De situatie waarin openbaar aanbesteed moet worden op gronden die in eigendom zijn bij particulieren heeft nog niet geleid tot een oordeel van de Kroon en van de Hoge Raad over de vraag of er in zo’n geval een noodzaak tot onteigening bestaat. In het kader van de integrale herziening van de onteigeningswet zal worden bezien of aanpassing van deze wet noodzakelijk is teneinde naleving van de Europese aanbestedingsregels mogelijk te maken.

3. Beoordeling kostensoortenlijst Grondexploitatiewet voor regionale projecten

Grondbeleidsinstrumenten zijn belangrijk voor gebiedsontwikkeling. Ze bieden decentrale overheden en marktpartijen de mogelijkheid om kosten op een locatie te koppelen aan opbrengsten en om te komen tot een goede gebiedskwaliteit. Het is belangrijk dat grondbeleid ook inzetbaar is bij regionale ontwikkelingen met een complex karakter. Zo moeten de instrumenten ook werken in projecten waar bijvoorbeeld meerdere overheden bij betrokken zijn, bij een gemeentegrensoverschrijdende locatie of als sprake is van een ontwikkeling op een hoog schaalniveau met verschillende ruimtelijke doelstellingen. In mijn brief over grondbeleid in relatie tot de uitvoering van de Nota Ruimte van 25 november 20041 heb ik aangegeven hoe ik de grondbeleidsinstrumenten daarvoor ga vormgeven.

Ik wil hier nader ingaan op de betekenis van het wetsvoorstel voor de Grondexploitatiewet (momenteel in behandeling bij de Eerste Kamer) voor regionale projecten. De Grondexploitatiewet houdt rekening met complexe regionale projecten. Zo bevat het wetsvoorstel de mogelijkheid van een intergemeentelijk exploitatieplan en zal de provincie de bevoegdheid worden toebedeeld om, indien zij zelf een inpassingsplan maakt of een projectbesluit neemt, de Grondexploitatiewet toe te passen. Een belangrijke vraag is of de kostensoortenlijst bij de Grondexploitatiewet2 goed bruikbaar is voor regionale projecten. In de brief van 25 november 2004 heb ik aangekondigd te zullen beoordelen of voor regionale projecten aanpassing of uitbreiding van de kostensoortenlijst behorend bij de Grondexploitatiewet wenselijk is en onder welke omstandigheden regionale projecten voor deze aangepaste lijst in aanmerking komen. Om deze beoordeling uit te voeren, is in een aantal bestaande projecten de werking van de kostensoortenlijst bij de Grondexploitatiewet beoordeeld. De verwachte uitwerking van de lijst in deze projecten is in workshops en een werkconferentie besproken met vertegenwoordigers van gemeenten, provincies, ontwikkelaars en natuur- en milieuorganisaties. Het onderzoek is afgesloten in een Ronde Tafel-bijeenkomst met een brede samenstelling.
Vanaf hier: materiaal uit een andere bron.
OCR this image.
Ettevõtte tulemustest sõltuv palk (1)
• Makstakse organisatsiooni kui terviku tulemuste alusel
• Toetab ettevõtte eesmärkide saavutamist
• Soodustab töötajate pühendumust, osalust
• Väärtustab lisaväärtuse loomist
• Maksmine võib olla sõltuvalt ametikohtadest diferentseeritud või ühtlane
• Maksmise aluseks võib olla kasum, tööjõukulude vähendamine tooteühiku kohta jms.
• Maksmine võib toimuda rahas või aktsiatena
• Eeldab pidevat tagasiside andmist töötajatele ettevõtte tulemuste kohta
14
De conclusie naar aanleiding van de drie regionale case studies is dat de kostensoortenlijst zoals die in concept bij de Grondexploitatiewet is gevoegd, de kostensoorten die voorkomen in regionale projecten goed benoemt. De lijst is dus bruikbaar in regionale projecten. Op een aantal punten wordt wel een verduidelijking of aanvulling van de kostensoortenlijst wenselijk geacht.
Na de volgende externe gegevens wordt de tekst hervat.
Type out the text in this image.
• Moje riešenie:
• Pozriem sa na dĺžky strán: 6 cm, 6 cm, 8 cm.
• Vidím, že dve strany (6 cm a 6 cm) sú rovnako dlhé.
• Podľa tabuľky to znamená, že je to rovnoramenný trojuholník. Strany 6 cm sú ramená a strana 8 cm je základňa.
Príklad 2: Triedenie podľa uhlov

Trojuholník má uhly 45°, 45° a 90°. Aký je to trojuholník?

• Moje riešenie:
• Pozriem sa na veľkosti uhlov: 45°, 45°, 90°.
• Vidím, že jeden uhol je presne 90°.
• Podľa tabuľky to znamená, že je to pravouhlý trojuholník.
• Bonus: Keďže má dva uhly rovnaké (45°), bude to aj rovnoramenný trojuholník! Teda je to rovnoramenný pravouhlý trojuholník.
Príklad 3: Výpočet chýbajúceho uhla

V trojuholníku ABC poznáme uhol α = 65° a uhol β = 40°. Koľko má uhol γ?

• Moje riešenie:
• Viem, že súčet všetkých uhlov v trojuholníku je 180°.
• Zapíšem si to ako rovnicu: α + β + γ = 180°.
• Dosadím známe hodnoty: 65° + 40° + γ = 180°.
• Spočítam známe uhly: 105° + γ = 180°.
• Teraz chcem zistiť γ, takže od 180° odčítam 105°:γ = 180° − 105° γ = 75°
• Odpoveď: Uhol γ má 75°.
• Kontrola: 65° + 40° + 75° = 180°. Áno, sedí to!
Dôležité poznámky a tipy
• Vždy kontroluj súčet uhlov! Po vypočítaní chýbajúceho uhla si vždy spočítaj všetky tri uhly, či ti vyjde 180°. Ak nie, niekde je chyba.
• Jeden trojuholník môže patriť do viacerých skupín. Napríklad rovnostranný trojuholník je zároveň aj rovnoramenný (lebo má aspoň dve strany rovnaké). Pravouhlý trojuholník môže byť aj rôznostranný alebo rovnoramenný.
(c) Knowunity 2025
Een belangrijk vraagpunt voor de deelnemers aan de Ronde Tafel was hoe wordt omgegaan met kosten die ten behoeve van een project worden gemaakt door andere overheden dan de gemeente terwijl de gemeente wel zelf het bestemmingsplan maakt. In regionale projecten is namelijk vaak de gemeente de regisseur van de ontwikkeling, maar worden belangrijke elementen van het plan gerealiseerd door andere overheden. In het onderzoek betrof dit bijvoorbeeld de aanleg van groen door provincies en het op orde brengen van de waterberging in een gebied door het waterschap. Dit zijn stuk voor stuk voorzieningen die nodig zijn om een goede locatiekwaliteit te bereiken. Ik vind dat gemeenten in staat moeten worden gesteld om de kosten van deze voorzieningen via de Grondexploitatiewet in rekening te brengen bij de marktpartijen die het gebied ontwikkelen. Het wetsvoorstel en de kostensoortenlijst voorzien hierin. Het is immers voor de ontwikkeling van de locatie niet van belang welke overheid de kosten maakt. Bij het toepassen van kostenverhaal moet wel goed in de gaten worden gehouden dat niet zodanig veel kosten voor de rekening van het plan komen, dat de realisatie van de locatie in gevaar komt. De Grondexploitatiewet bepaalt daarom dat steeds sprake moet zijn van een sluitende grondexploitatie.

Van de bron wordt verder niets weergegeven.